If an existing property were updating its plumbing, for instance, the new system would need to comply with these new regulations. But there are carveouts – single-family homes and housing developments with four or fewer units are exempt from the stormwater requirements. New housing developments with five to nine units per lot must meet new standards only to the extent “practicable,” officials said.
Developers who choose to use more stormwater management solutions like trees and buffer zones instead of traditional infrastructure like piping will receive “Green Site Design credits” based on the amount of stormwater managed through those methods. The credits would not be financial offsets, but the state Conservation Commission would review projects and excuse traditional mitigation obligations depending on the amount of natural mitigation proposed.

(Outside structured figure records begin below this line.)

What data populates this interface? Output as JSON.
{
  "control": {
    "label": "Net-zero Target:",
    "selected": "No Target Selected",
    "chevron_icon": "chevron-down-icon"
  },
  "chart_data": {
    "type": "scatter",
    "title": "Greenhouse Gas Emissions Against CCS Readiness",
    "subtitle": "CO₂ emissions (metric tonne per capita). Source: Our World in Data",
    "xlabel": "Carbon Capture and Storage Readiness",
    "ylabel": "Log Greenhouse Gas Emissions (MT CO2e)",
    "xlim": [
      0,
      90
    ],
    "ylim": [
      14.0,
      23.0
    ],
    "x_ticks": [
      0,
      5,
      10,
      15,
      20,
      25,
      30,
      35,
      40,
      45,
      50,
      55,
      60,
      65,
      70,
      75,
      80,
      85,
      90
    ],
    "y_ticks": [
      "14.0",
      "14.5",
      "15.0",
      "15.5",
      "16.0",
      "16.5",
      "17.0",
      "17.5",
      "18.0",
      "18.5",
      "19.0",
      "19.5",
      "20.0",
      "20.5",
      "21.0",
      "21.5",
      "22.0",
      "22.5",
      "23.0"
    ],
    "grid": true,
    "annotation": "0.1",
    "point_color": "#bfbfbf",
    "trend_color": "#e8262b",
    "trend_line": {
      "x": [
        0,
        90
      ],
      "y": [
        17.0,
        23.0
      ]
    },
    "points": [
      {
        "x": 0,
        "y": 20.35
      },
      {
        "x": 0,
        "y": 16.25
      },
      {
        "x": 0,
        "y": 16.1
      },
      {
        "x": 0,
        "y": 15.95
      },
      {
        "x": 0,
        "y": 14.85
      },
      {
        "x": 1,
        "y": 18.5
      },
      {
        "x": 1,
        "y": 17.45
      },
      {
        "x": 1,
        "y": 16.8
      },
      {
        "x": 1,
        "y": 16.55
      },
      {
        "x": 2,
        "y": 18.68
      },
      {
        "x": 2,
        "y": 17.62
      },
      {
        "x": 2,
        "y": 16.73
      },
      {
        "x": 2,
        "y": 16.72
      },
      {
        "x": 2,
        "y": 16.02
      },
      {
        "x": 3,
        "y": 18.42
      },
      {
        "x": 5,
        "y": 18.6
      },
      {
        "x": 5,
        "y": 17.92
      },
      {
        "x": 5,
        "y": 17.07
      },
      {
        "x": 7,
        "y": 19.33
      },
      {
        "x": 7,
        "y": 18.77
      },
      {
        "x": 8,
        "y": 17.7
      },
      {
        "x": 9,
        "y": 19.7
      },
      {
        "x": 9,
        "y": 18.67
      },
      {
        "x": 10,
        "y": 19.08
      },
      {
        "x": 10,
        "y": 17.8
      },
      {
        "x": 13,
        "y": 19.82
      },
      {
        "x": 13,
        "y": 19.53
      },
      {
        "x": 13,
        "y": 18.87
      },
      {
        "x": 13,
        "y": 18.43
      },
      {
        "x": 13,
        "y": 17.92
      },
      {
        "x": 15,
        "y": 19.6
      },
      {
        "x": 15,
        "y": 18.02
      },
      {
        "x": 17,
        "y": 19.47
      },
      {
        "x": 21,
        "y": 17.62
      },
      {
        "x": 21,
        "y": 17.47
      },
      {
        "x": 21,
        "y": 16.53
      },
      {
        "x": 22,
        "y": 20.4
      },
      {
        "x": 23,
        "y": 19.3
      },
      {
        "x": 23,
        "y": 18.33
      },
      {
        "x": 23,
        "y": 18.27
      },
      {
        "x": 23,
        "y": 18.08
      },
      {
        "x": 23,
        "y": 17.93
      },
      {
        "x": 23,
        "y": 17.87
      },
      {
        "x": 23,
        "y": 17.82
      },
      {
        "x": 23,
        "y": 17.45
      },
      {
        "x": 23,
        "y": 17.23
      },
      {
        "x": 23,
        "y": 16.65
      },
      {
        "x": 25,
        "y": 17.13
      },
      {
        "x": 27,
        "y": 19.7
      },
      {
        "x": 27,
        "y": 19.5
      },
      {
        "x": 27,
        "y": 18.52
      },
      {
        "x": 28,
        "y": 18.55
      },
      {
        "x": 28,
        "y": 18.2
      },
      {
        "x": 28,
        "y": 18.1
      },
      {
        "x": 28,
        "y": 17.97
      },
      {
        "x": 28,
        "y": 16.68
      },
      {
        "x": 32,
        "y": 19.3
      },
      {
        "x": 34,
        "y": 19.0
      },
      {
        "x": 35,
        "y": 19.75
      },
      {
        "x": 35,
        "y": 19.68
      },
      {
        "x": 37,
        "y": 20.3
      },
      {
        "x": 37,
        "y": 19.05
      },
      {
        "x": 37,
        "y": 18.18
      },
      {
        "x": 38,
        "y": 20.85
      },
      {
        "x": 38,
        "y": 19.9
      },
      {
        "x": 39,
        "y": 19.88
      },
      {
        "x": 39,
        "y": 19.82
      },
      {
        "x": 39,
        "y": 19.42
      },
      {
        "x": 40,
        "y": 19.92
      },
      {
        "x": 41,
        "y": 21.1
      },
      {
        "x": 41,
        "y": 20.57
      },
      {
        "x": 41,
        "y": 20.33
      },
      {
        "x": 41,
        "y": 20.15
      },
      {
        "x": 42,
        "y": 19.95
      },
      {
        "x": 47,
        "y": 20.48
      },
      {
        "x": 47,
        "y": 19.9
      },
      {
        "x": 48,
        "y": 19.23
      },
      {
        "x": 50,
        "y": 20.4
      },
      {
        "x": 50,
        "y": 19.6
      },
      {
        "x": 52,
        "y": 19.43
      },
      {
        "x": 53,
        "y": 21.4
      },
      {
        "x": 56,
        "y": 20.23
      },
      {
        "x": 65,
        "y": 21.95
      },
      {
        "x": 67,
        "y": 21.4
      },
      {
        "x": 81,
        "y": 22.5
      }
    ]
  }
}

“The development community is excited about this too, because it’s actually less costly to put in these natural solutions,” Baskin said.
These regulations are the first volley in wetlands and waterways updates, Heiple told reporters, with more proposals to come. Stakeholders will have until March 1, 2024, to submit comments on the proposed new regulations.
Exempting small units from the stormwater regulations is an effort to offer them flexibility and focus on the major drivers of stormwater damage, Heiple said. Larger building projects tend to have more impervious surfaces like pavements. “Those are the types of developments that really require this updated thinking on how to design the stormwater management system,” she said, “to deal with more of that water on site and less of it flowing out into the municipality.”
Predicting rainfall and flood risks is much more difficult when the state’s data predates the moon landing, climate officials noted. The new wetlands regulations include replacing currently used 1961 data with 2019 data from the National Oceanic and Atmospheric Administration.
Using the old data posed risks like underestimating the piping needed in stormwater systems – leading to the kind of overflow and flooding seen several times in the Bay State just this year. Storm effects aren’t limited to the coasts. Hundreds of acres of Western Massachusetts farms flooded. Tornados landed in Fitchburg.
“The urgency of these regulations is underscored by this week’s major rainstorm causing extreme flooding, power outages, damage to homes and businesses and most tragically, a death. How we manage water has profound implications on not only our environment, but also public health and safety,” said Emily Norton, executive director of the Charles River Watershed Association, in a statement. “We are pleased that these proposed regulations offer so many improvements in terms of updated precipitation models, stricter rules around building in floodplains, more consistency for developers and municipalities between state and federal rules, and more.”
The regulation changes would treat the residential parts of the coastal floodplain consistently with the way the state treats coastal resiliency around beaches and wetland resource areas, DEP officials said. With the updated flood maps and precipitation estimates, about 10 percent of the area most vulnerable to sea level rise in storm events but not covered by existing regulations, would be impacted by these new regulations.

New development would not be permitted in what is referred to as the “velocity zone,” where sea level rise and serious storm events can cause waves over three feet.
“In that outermost zone where wave action tends to be over three feet tall, there would be no new development permitted,” Heiple said. “So these houses that are being built in areas that are increasingly perilous to build, the proposal is that that type of development would no longer be allowed. Redevelopment would still be allowed subject to certain standards.”
Beyond that, “we’re allowing building and asking that they take precautions in how they build, but it’s not that we’re blocking out entire chunks of coastline,” she said. “It’s just as you go closer to the ocean, that’s where we’re drawing the line.”